Toute la difficulté réside donc dans l’identification des propos injurieux, diffamatoires ou excessifs, dont l’appréciation variera, au cas par cas, selon les fonctions exercées, le milieu professionnel, le contexte dans lequel ils ont été tenus. Il faudra également s’attacher à l’ampleur de leur diffusion et à l’identité des personnes destinataires.

La jurisprudence est foisonnante mais reste toujours très protectrice de la liberté d’expression, comme l’illustre le récent arrêt du 15 janvier 2020 (n°18-14.177).
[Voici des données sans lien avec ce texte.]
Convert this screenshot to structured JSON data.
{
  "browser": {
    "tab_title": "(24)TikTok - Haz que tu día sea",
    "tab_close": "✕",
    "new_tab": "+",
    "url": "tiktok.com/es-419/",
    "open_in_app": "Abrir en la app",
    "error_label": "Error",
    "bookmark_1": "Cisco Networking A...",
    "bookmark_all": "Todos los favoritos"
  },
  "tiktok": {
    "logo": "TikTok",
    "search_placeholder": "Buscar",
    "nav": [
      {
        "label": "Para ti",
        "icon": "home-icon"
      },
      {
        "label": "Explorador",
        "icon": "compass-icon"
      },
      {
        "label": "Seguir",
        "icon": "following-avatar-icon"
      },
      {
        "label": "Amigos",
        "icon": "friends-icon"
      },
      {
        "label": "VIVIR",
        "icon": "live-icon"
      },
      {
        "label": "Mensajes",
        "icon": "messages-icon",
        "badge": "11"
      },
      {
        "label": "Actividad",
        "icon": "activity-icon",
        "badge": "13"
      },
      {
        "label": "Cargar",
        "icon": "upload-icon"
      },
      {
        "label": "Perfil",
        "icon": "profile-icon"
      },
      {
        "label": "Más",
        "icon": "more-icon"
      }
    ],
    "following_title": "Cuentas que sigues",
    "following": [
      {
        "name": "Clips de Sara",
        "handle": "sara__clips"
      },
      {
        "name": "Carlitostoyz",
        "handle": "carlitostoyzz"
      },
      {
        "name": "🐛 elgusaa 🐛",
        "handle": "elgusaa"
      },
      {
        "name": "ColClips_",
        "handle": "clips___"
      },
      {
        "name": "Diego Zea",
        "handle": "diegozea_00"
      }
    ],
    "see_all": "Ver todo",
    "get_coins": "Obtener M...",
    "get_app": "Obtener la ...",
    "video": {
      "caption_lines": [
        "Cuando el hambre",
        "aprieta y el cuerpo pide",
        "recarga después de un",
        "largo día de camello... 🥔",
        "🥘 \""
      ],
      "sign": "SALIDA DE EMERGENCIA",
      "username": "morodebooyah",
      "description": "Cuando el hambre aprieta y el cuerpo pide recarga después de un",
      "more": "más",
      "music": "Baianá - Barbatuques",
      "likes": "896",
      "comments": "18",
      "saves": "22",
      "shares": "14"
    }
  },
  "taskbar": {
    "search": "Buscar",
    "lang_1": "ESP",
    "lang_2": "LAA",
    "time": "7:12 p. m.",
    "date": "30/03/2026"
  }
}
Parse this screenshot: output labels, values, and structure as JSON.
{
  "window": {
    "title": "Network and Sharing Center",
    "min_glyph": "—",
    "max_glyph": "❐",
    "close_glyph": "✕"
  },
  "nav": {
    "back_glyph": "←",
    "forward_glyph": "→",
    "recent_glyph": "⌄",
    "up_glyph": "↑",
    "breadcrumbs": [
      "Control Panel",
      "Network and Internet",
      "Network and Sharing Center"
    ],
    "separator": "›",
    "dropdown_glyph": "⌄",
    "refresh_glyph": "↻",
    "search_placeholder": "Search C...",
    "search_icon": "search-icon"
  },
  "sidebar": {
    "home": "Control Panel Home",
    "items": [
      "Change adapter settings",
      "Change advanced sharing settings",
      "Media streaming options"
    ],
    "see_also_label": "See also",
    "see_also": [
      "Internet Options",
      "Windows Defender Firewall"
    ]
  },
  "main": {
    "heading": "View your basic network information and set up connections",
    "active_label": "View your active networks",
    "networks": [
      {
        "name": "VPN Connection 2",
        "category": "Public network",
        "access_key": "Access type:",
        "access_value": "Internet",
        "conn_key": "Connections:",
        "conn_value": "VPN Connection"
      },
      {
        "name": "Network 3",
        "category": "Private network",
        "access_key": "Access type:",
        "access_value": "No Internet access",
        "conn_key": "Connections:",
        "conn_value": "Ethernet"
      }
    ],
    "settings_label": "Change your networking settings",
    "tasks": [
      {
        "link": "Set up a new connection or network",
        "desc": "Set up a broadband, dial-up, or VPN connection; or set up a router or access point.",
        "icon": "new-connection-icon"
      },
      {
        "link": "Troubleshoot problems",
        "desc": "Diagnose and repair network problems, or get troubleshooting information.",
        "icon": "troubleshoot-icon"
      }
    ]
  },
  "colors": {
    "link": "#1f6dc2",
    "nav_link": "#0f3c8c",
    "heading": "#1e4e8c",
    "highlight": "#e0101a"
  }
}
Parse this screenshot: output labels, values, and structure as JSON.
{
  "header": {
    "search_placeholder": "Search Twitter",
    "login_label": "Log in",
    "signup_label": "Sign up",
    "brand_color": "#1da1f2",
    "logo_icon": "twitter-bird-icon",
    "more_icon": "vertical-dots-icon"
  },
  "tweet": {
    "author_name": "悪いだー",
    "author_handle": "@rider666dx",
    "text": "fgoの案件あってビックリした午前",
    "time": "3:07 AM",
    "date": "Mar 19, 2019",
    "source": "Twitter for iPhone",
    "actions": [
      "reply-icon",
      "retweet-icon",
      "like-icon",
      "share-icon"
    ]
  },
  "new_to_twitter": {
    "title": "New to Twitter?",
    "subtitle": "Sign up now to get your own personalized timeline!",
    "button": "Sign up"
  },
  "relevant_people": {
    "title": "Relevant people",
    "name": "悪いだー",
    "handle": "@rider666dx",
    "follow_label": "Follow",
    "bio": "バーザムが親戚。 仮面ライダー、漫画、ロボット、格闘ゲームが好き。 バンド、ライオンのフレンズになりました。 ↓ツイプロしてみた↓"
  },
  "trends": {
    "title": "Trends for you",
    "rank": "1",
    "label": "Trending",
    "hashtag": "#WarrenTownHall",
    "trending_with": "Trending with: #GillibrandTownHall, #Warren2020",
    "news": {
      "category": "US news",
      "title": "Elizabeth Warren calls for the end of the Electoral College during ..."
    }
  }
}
Dans l’affaire qui a donné lieu à cette décision, le commercial d’une entreprise de vente d’équipements informatiques avait été licencié en raison de son comportement agressif et critique à l’égard d’autres salariés et des responsables hiérarchiques, illustré par des e-mails assez peu aimables, du type : « peut-on répondre à son besoin oui ou non ? » , « concernant ma demande je ne vous parle pas d’urgence, je vous demande une réponse dans les meilleurs délais », « le premier bon à tirer qui n’est ni fait ni à faire », « crois-tu que je puisse traiter ce genre de mail ? », « je ne sais pas comment vous pouvez écrire de telles calembredaines »,« vous êtes très mal informé », « soyez plus visionnaire M. G… », « on est dans la vente de produits techniques pas à la Redoute ».

La Cour d’appel a estimé que l’attitude du salarié, si elle n’était pas constitutive d’une faute grave, justifiait néanmoins le licenciement pour cause réelle et sérieuse (licenciement assortie d’un préavis et d’une indemnité de licenciement).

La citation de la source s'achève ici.